Lord Keynes had famously said that “Practical men, who believe themselves to be quite exempt from any intellectual influences, are usually slaves of some defunct economist”
Pakistan offers the best illustration of Keynes’s statement.
Here we are still suffering from S M Akhtar even though most kids don’t even know who he was. If you know this name you are probably old.
I remember I could never read that book called Economic of Pakistan by S M Akhtar. It was like memorizing the economic survey and a plan both of which are unreadable documents. The trick was to memorize numbers and throw them back at the examiner. And you also had to kind of compartmentalize your mind. Whatever you learnt of real economics—theory and empirics—you kept separate from the economics of Pakistan.
Pakistan economics is still recovering from the Akhtar. And it is never more apparent than at budget time. People treat the numbers of the economy with the same sanctity that we treated them when taking our BA exam. Regurgitating numbers without any point was enough to win you points.
Economy was not about understanding relationships between key variables, uncovering agent and agency behavior, delineating the role of policy or debating market or government failure. Mindless number pronouncements were enough. At least 2 common fallacies survive from Akhtar days. (There are more. Will cover them later)
It was also an era of planning when the book was written. Hence it was important to think in terms of government targets, plans and achievements. The literature moved on and we now know that the government has no way of targeting any variable. There is no serious economic work being done in the government. In fact the government does not even employ economists.
More importantly, economists have known since the seventies that prediction is not possible given the many forces at work in the economy. Without having meaningful forecasts, how can the government announce targets? Yet headlines are written about targets and many columnists discuss these as if those targets have meaning.
There is much excitement around the setting of export and growth targets. No one asks where they came from? Just that the government fixed a target. Even in the earlier planning models, the announcement of targets were supposed to be accompanied by an analysis outlining the instruments of policy that the government had for trying to achieve the target. Not here. The government can announce any target and tell you nothing about their policy instruments and certainly not connect their policies with the target. But the old Akhtarites have been trained merely to memorize targets and feel good.
Numbers are so all important in this scheme. The export target is always mentioned as 17% or 18 %. It remains in that narrow range and no one questions it. MOC has no analytical model or anything that justifies that number. But more importantly no one notices that the nominal GDP often is growing by the same amount. Hence in terms of the share of GDP exports will not grow. Indeed over the last decade or more this ratio has remained constant despite MOC sounding heroic announcing the target and many media columnists being excited about it.

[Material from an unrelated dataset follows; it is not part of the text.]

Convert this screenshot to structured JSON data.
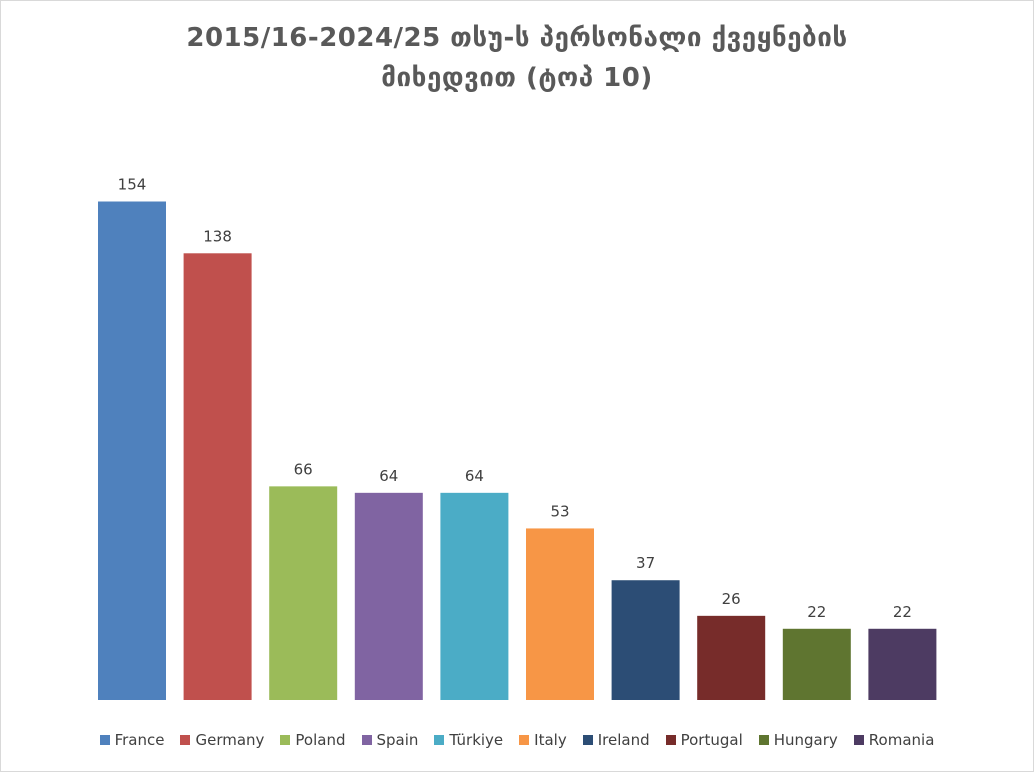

Numbers are so all important that we quibble over the 3rd decimal point. For example headlines were given to the growth number this year, with MOF claiming 4.1 % and several economists claiming 3.5 %. Much excitement was generated.
I have also seen MOF claiming a great achievement by showing an improvement in the deficit of .2 %. Can we measure these numbers so finely?
Unfortunately, a course in statistics was not a requirement for graduating with S M Akhtar. I have asked many a columnist who comes to me with a question on numbers asking me to interpret a minor difference in economic numbers, have you taken a course in statistics and the answer invariably is “no”. But then this is directly from the way our curriculum was set.
Now a first course in statistics will teach you that most data collection can never be exact. It always comes with a margin of error. In reality we have an interval of possible measures. More than likely, both 3.5 and 4.1 are in the realm of possibilities statistically speaking. So the debate is useless as statistically both numbers are indistinguishable.
In a recent paper on energy and growth, Imran Choudhry, Noreen Safdar and Fatima Farooq present the mean and the standard deviation of the GDP in Pakistan over the period 1972-2012 to be 4.82 and 1.96 respectively. The well-established rule is that 2 standard deviations from the mean on either side marks a confidence interval where most outcomes can be considered possible and cannot be ruled out as different from the mean. Given this well established rule, the confidence interval for our growth data is between .94 and 8.44.
The fuss that is being created about the numbers is totally uncalled for. The precision required to differentiate between 4.1, 3.5 and 3.3 is not there. It just makes good copy and shows people how clever we are when we question numbers even though the numbers don’t mean much.
Sadly this mindless following of a defunct economist is keeping the real economic debate away!